I think I was in shock more than anything and I suddenly felt alone and terrified of what the future might hold for Anna. I honestly don’t know how I got up every day and carried on with life; school drop offs, shopping, helping with homework, all the normal stuff. I think somehow I switched my auto pilot on as I really couldn’t tell you much about those weeks at all, except for the fact that I kept a diary. My head felt that it was in such a mess I had to get it on paper just so I could try and make sense of it all.
Our speech and language appointment confirmed my fears that they suspected that Anna didn’t just have a speech delay. The appointments and the follow-ups and the general chasing was overwhelming and almost like a full time job and all the time I was searching for answers to the millions of questions I had running around in my head. I was googling all the time and what I was looking for was somewhere or something that would tell me that everything was going to be OK, that Anna would be fine, it was just a speech delay, and that she’d wake up one morning and tell me exactly what she wanted for breakfast or what she wanted to do that day.
It felt like I was talking about somebody else’s child at times, almost like an out of body experience. I had to keep reminding myself that this was my daughter I was talking about, my daughter whom all of a sudden might have more than just a speech delay and that it might, in fact, be autism.
I started to look at every single thing that Anna was doing and I was questioning all the time whether what she did was normal behaviour for a 2 year old or was it something else and if it was something else, was that something else autism? The fear and worry started to consume me completely and at times I felt like I was losing my grip on things.

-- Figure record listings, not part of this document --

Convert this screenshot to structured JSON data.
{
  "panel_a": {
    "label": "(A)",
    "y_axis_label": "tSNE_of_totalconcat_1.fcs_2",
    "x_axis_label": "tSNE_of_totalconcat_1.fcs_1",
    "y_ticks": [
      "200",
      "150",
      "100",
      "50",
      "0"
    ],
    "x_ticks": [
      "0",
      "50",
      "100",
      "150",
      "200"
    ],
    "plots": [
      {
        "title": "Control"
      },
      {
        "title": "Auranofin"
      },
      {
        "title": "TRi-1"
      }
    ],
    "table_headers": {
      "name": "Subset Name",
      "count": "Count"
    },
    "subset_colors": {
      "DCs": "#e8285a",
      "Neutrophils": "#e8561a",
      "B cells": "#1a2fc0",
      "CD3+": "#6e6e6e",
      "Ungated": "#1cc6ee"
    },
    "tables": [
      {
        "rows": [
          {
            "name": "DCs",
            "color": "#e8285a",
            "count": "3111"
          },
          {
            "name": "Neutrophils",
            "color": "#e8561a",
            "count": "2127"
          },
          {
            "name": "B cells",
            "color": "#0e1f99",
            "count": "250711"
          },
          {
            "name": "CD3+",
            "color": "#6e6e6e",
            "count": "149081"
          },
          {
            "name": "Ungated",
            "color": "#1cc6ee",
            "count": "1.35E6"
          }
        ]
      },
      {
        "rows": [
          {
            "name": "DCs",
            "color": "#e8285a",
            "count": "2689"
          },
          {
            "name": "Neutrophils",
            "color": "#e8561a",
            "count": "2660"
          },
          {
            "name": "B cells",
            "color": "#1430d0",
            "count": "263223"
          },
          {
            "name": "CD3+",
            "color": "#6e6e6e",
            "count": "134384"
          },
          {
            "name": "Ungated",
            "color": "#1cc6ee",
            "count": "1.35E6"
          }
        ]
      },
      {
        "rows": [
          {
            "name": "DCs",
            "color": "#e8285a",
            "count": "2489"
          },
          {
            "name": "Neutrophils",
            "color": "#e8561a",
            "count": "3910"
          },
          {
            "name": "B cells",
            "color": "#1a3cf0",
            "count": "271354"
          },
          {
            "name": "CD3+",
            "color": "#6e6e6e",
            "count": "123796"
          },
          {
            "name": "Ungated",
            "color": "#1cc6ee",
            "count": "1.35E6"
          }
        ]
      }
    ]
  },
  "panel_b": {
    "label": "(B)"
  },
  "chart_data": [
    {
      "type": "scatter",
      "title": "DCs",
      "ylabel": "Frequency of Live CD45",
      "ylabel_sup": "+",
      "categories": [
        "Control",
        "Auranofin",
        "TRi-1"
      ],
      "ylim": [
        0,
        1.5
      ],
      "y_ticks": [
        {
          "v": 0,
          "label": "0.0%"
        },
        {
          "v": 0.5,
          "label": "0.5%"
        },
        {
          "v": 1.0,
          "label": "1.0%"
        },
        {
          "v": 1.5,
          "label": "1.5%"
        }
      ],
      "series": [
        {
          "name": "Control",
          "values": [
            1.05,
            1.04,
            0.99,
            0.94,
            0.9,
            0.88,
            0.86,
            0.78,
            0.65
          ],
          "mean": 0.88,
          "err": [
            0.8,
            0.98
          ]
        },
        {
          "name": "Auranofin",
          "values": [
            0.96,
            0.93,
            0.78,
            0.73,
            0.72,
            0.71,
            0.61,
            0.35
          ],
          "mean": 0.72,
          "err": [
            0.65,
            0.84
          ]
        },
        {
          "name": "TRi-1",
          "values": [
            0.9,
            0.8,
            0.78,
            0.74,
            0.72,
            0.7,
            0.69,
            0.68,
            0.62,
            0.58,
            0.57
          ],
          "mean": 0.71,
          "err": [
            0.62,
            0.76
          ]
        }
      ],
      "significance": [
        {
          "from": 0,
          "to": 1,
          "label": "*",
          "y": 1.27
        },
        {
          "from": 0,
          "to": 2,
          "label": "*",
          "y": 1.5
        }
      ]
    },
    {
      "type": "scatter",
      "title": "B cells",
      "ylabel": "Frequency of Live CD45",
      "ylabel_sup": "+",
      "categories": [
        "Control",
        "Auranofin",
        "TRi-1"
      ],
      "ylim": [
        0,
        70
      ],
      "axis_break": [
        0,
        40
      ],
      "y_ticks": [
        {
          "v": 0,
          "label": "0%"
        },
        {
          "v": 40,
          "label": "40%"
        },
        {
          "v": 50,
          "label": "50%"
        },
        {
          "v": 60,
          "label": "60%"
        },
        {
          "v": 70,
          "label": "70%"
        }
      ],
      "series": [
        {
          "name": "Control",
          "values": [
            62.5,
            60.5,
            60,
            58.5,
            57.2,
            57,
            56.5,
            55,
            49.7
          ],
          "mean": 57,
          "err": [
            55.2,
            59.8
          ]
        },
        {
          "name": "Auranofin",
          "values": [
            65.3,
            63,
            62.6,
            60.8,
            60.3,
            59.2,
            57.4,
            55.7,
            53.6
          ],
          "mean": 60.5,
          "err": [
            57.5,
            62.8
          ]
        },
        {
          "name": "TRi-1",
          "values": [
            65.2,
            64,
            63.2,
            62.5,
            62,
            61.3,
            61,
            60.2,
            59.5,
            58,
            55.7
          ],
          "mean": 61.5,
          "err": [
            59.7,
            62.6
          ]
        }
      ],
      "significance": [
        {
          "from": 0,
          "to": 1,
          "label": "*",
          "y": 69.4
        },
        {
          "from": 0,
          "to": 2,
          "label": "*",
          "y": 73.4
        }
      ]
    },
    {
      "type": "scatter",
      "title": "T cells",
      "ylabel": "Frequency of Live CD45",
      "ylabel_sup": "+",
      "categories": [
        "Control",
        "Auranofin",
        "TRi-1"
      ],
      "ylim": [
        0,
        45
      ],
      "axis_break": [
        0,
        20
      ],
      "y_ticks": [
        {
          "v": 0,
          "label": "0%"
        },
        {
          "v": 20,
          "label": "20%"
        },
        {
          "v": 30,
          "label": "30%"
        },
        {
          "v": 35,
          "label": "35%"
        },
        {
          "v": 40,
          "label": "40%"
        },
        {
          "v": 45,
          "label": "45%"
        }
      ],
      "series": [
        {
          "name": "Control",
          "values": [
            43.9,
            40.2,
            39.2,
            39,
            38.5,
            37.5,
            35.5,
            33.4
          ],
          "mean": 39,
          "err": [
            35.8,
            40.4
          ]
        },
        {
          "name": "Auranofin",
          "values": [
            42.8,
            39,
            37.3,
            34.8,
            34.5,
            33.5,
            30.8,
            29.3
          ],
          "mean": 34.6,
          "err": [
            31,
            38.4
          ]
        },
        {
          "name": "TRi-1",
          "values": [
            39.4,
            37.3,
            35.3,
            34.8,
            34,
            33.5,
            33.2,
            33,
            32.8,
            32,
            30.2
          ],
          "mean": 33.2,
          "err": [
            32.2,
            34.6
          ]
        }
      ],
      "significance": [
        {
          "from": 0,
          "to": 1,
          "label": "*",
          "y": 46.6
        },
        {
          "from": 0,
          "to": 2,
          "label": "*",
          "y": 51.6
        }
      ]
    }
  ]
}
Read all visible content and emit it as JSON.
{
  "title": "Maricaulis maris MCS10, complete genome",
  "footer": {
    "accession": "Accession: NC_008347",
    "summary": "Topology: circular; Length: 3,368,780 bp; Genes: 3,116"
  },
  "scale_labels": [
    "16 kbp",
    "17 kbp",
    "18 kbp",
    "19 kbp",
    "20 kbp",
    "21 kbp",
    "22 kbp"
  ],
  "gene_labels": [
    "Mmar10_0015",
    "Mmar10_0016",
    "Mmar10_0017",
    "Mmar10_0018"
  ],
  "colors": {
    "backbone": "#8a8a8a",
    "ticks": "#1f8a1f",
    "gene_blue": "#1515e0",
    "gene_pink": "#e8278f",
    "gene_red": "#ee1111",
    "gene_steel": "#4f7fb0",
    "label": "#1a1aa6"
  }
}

Then one day, we were at my parents’ house and Anna was restless. It was a beautiful spring day, so I guess it was towards the end of April, and I decided that Anna needed to get out and burn off some of that energy. We went for a walk, just her and I and as we left the house, Anna bent down and kissed the garden path. I couldn’t work out why or what she was doing first of all and I remember thinking, oh no, this is a sign, a terrible sign that something really is wrong and that things are getting worse. Anna kept stopping and kissing the floor every so often and suddenly I realised what she was doing; Anna was kissing every single ant she saw and she carried on doing it for some time. Then it was the flowers turn and Anna started to kiss every flower she saw. I have no idea if the kissing is linked to anything, but I don’t care. I loved the fact that she saw the details that I didn’t see and that I suddenly realised I’d been missing. So, from that day on I decided that I wouldn’t miss the small things, because it’s only later when you realise that actually they’re the big things, the special moments and most importantly, they’re the things that really matter.